Avec toutes ces précautions, le tatoo a intérêt à être bien bien réalisé (je parle des fleurs etc. autour) !


----------



## Kajjo

Laïka Dunkel said:


> You mean Dich or DICH?


_Weil ich Dich liebe
weil ich Dich liebe
weil ich dich liebe_

All three versions are fine. Capitalizing "Dich" is common usage when addressing someone in a letter or personal communication. It's a polite and cordial way.

If you want to include punctuation, the first word must be capitalised:

_Weil ich Dich liebe.
Weil ich dich liebe._


----------



## Laïka Dunkel

Frieder said:


> Yes



Thanks  It is really important to me to have something correctly written 






JClaudeK said:


> Avec toutes ces précautions, le tatoo a intérêt à être bien bien réalisé (je parle des fleurs etc. autour) !



Oui, en effet! 
Yes, indeed! 



Kajjo said:


> _
> Weil ich Dich liebe
> weil ich Dich liebe
> weil ich dich liebe_
> 
> All three versions are fine. Capitalizing "Dich" is common usage when addressing someone in a letter or personal communication. It's a polite and cordial way.
> 
> If you want to include punctuation, the first word must be capitalised:
> 
> _Weil ich Dich liebe.
> Weil ich dich liebe._



Thanks for the details   I think my favourite is "weil ich dich liebe" but I hesitate a lot between "Weil ich dich liebe" (that would be a beginning of an explanation) and "weil ich dich liebe ..." or "weil ich dich liebe" (that would be an answer to a question).
(I hesitate also about including a punctuation or not, but it would be "..." anyway, not a full stop) 


Anyhow, thanks again to you all for taking this seriously  my tatoo depends on you


----------



## Kajjo

Laïka Dunkel said:


> (I hesitate also about including a punctuation or not, but it would be "..." anyway


I think dots do not look very good in a tattoo. Maybe the words will do?


----------



## Kruemel

Laïka Dunkel said:


> I think my favourite is "weil ich dich liebe" but I hesitate a lot between "Weil ich dich liebe" (that would be a beginning of an explanation) and "weil ich dich liebe ..." or "weil ich dich liebe" (that would be an answer to a question).

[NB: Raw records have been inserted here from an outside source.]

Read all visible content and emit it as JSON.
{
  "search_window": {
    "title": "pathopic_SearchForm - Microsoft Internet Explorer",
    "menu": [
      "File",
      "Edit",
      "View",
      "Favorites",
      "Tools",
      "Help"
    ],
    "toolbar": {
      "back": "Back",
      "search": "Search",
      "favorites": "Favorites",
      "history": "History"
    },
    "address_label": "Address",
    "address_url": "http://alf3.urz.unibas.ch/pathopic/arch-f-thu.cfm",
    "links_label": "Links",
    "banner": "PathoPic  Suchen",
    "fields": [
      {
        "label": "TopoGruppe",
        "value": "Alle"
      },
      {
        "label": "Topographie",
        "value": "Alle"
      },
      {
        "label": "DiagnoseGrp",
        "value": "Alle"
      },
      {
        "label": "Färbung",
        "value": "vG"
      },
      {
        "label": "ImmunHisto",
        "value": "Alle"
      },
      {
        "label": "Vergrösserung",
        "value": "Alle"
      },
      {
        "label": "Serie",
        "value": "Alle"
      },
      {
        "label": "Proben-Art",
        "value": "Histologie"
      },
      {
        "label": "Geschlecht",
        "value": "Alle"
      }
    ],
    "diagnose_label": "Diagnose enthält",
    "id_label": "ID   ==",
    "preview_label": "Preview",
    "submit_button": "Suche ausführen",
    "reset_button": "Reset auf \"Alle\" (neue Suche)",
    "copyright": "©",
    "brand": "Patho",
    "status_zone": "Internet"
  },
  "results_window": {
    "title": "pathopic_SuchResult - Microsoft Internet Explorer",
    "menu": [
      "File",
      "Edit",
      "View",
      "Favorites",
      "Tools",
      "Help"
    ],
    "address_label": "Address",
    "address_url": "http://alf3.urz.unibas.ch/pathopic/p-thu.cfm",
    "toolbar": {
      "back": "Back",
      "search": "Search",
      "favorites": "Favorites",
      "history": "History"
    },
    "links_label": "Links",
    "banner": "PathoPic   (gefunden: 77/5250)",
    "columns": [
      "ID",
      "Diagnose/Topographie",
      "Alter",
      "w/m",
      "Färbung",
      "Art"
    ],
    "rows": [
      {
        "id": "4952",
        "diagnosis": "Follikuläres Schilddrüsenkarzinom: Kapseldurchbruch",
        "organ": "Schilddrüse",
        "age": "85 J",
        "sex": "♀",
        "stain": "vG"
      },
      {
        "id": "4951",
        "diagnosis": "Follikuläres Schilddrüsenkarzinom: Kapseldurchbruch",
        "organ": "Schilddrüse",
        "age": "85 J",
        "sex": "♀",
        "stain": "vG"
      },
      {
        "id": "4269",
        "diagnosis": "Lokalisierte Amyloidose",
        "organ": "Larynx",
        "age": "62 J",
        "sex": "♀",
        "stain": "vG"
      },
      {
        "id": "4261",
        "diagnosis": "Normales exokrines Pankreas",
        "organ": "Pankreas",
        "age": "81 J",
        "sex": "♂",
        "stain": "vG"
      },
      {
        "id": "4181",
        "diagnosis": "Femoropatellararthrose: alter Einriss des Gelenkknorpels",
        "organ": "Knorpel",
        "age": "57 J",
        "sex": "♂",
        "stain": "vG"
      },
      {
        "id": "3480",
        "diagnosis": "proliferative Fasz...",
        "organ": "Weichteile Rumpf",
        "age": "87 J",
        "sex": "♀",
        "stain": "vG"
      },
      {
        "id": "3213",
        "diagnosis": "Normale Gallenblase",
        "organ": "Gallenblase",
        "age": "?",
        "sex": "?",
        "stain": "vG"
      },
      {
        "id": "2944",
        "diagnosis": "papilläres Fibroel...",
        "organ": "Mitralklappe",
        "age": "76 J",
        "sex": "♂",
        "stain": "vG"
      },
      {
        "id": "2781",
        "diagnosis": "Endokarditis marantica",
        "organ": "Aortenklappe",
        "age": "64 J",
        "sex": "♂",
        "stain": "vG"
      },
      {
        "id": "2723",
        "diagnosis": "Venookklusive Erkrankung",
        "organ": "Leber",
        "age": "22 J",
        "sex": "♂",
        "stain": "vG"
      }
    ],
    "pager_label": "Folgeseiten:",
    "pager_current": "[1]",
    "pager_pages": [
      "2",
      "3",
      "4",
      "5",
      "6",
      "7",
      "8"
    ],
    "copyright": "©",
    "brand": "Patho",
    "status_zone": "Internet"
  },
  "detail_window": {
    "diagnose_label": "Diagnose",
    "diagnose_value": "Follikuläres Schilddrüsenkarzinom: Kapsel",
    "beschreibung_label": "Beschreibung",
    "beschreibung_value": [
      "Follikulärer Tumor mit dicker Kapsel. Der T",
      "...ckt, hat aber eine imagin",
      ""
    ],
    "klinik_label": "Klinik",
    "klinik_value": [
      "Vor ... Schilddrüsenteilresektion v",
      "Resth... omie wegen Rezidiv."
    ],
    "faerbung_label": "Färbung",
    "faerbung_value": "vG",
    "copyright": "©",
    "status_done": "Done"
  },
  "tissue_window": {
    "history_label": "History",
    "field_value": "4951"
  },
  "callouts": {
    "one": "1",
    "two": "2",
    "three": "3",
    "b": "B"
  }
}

I think I'd go for "weil ich dich liebe" (without dots, like Kajjo) and maybe put something like hearts or other embellishments behind the last word.


----------



## Schlabberlatz

Laïka Dunkel said:


> "Weil ich dich liebe" (that would be a beginning of an explanation)


It can also be an answer to a question:





elroy said:


> -Warum hast du das gemacht?
> -Weil ich dich liebe.





Laïka Dunkel said:


> Imagine you see a tatoo like this: "a flower, some drawings and the words _weil ich dich liebe"_ would it be correct for you as Germans?


Yes


----------



## Laïka Dunkel

Kajjo said:


> I think dots do not look very good in a tattoo. Maybe the words will do?



Yes, I think I agree with you. Anyway it seems according to the answers I got that the words will do without any punctuation 



Kruemel said:


> I think I'd go for "weil ich dich liebe" (without dots, like Kajjo) and maybe put something like hearts or other embellishments behind the last word.



Well, as I said, there will be the words, a flower and some drawings, but I don't know yet for sure what drawings and how to arrange the whole thing  



Schlabberlatz said:


> It can also be an answer to a question:



Yes, that's right  I didn't think that way, but even with the capital W it could be an answer to a question... Danke!  so I think I might go for this one  



Schlabberlatz said:


> Yes



Thanks


----------